I went to settings and slowed it to 0.75
Poor reading..hard to follow the story
The passivity of the farmers in staying in this poisoned environment is really tiresome. It is one of the few Lovecraft stories I don't like (Dreams of the Witchouse being another), and yet I consider him among the greatest of all writers. It took me a while to get into Mountains of Madness, as it is a little slow to get to the payoff: Now it is my second favourite of all after Innsmouth. But here, I really see no plausibility or stakes. What I really don't understand is he pronounced it his favourite...
Lovecraft explains why they stay. They got poisoned by drinking the well water so they were basically infected. As Nam is crumbling to death he says the entity draws them in, that they know its coming but it ain't no use running. Very clever of Lovecraft to include that.
@@edvfya9922 Yes. Plus Lovecraft seems to have appreciated the stubborn pluckiness of hard-working "salt of the earth" people, determined to see things through, SOMEHOW, even if against logical reasoning. They are not wont to flee.
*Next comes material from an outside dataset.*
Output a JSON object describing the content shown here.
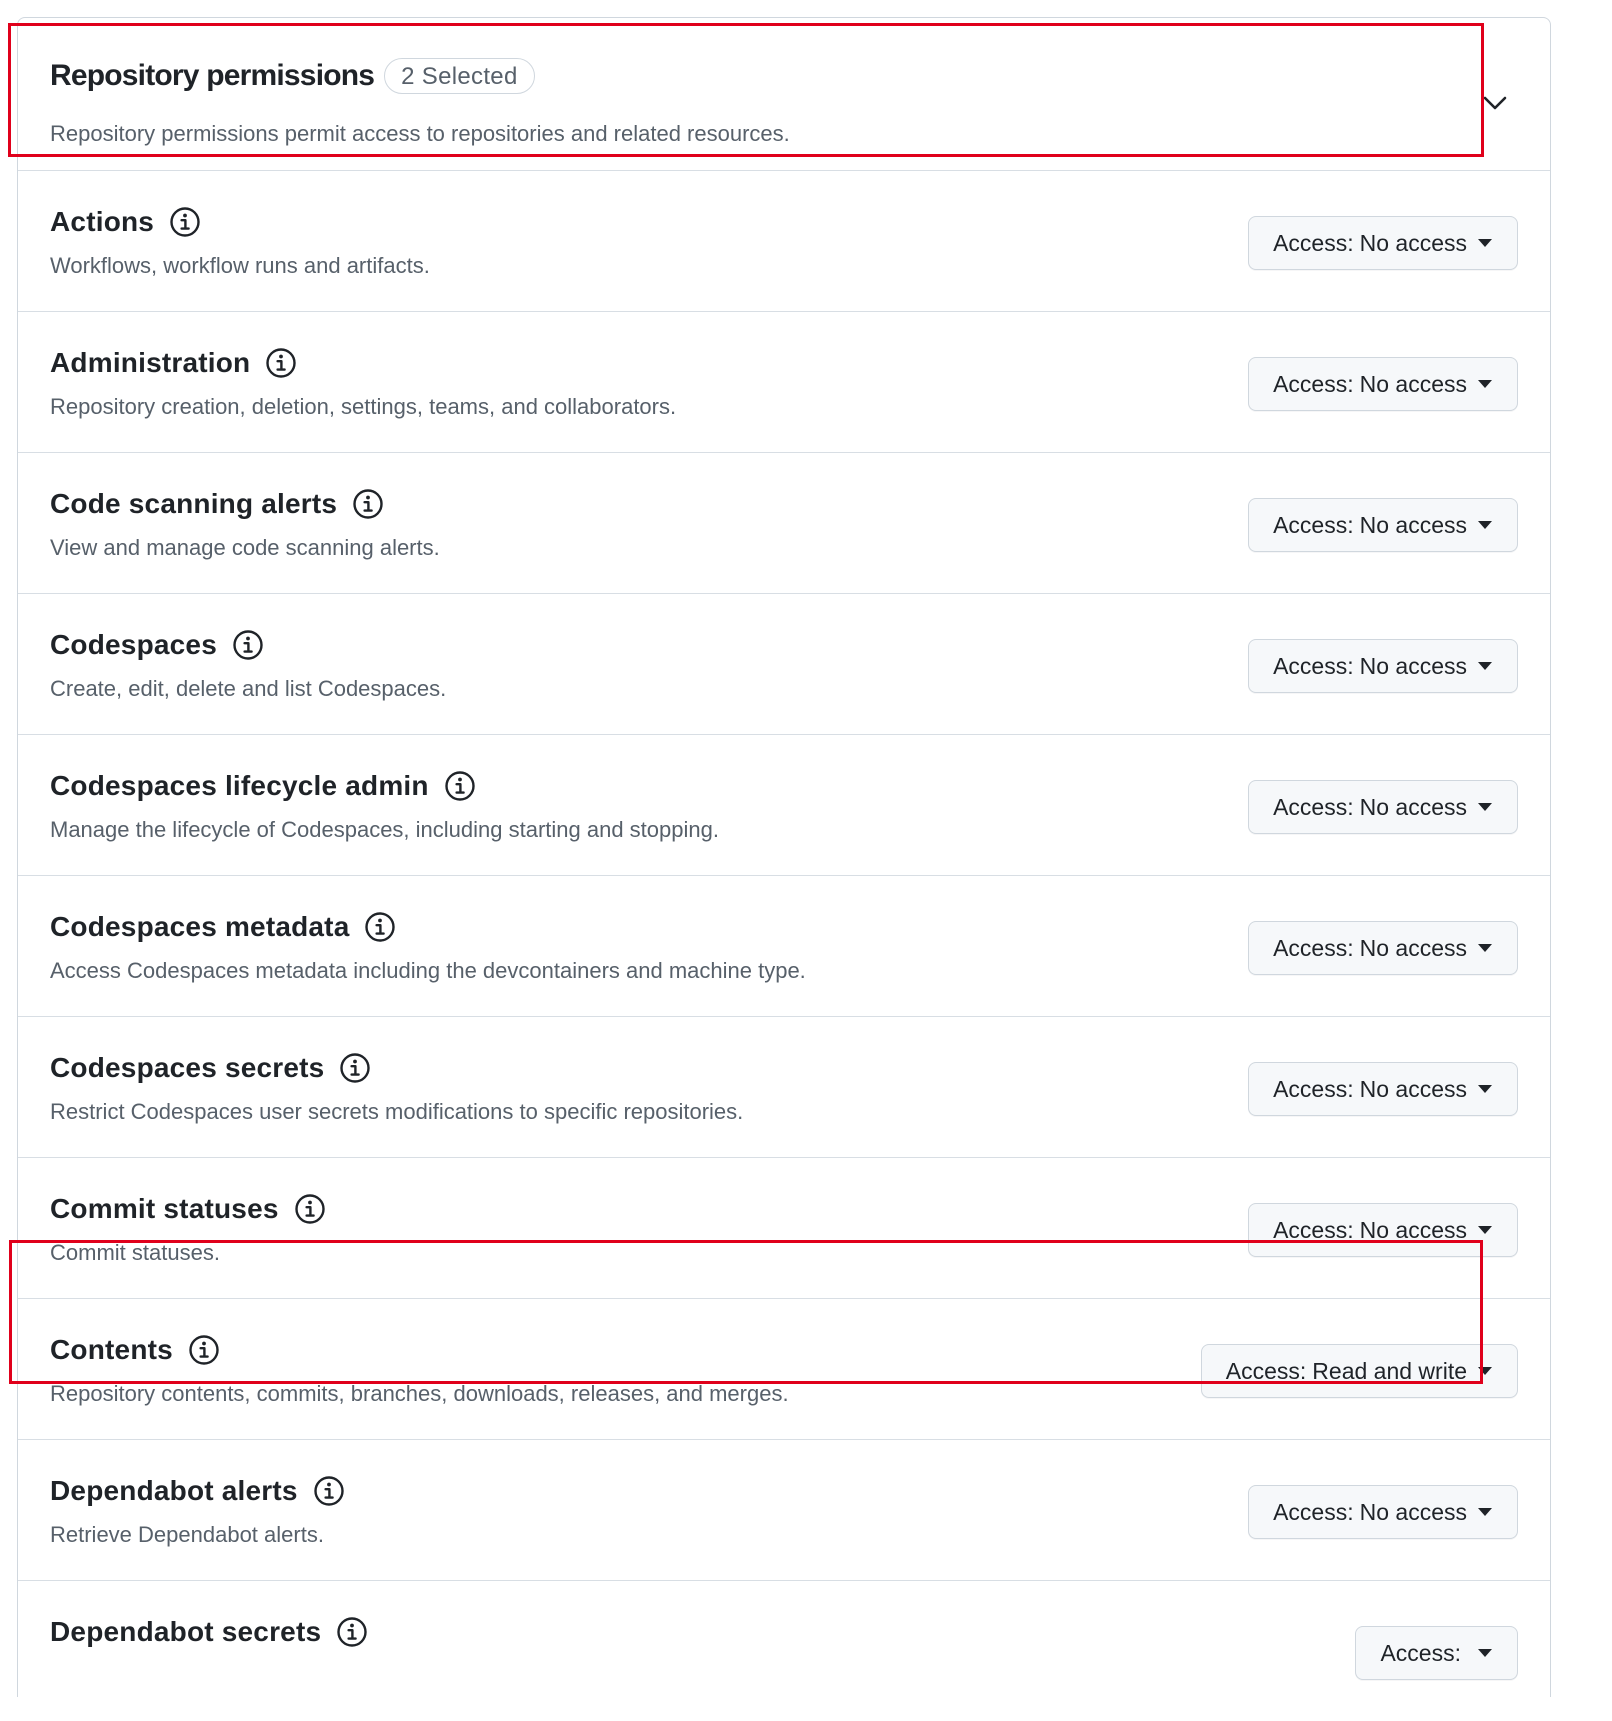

And then after a while, the poisoning, as you point out, has now made it impossible for the people there to flee. Their WILLS have been taken over, their initiative/energy to act sucked dry.
Many many people find themselves sticking to/allowing themselves to get stuck to bad, even self-destructive situations in life. I found that very realistic and an interesting depiction of the idea of how humans can become rooted to where they grew up, regardless of how counter-productive that behavior can be.
I dont hear any june wane voice. Im not satisfied
Narrator mumbling and stumbling through the story. I can bearly hear him through the low grainy recording and thick accent followed by bad reading.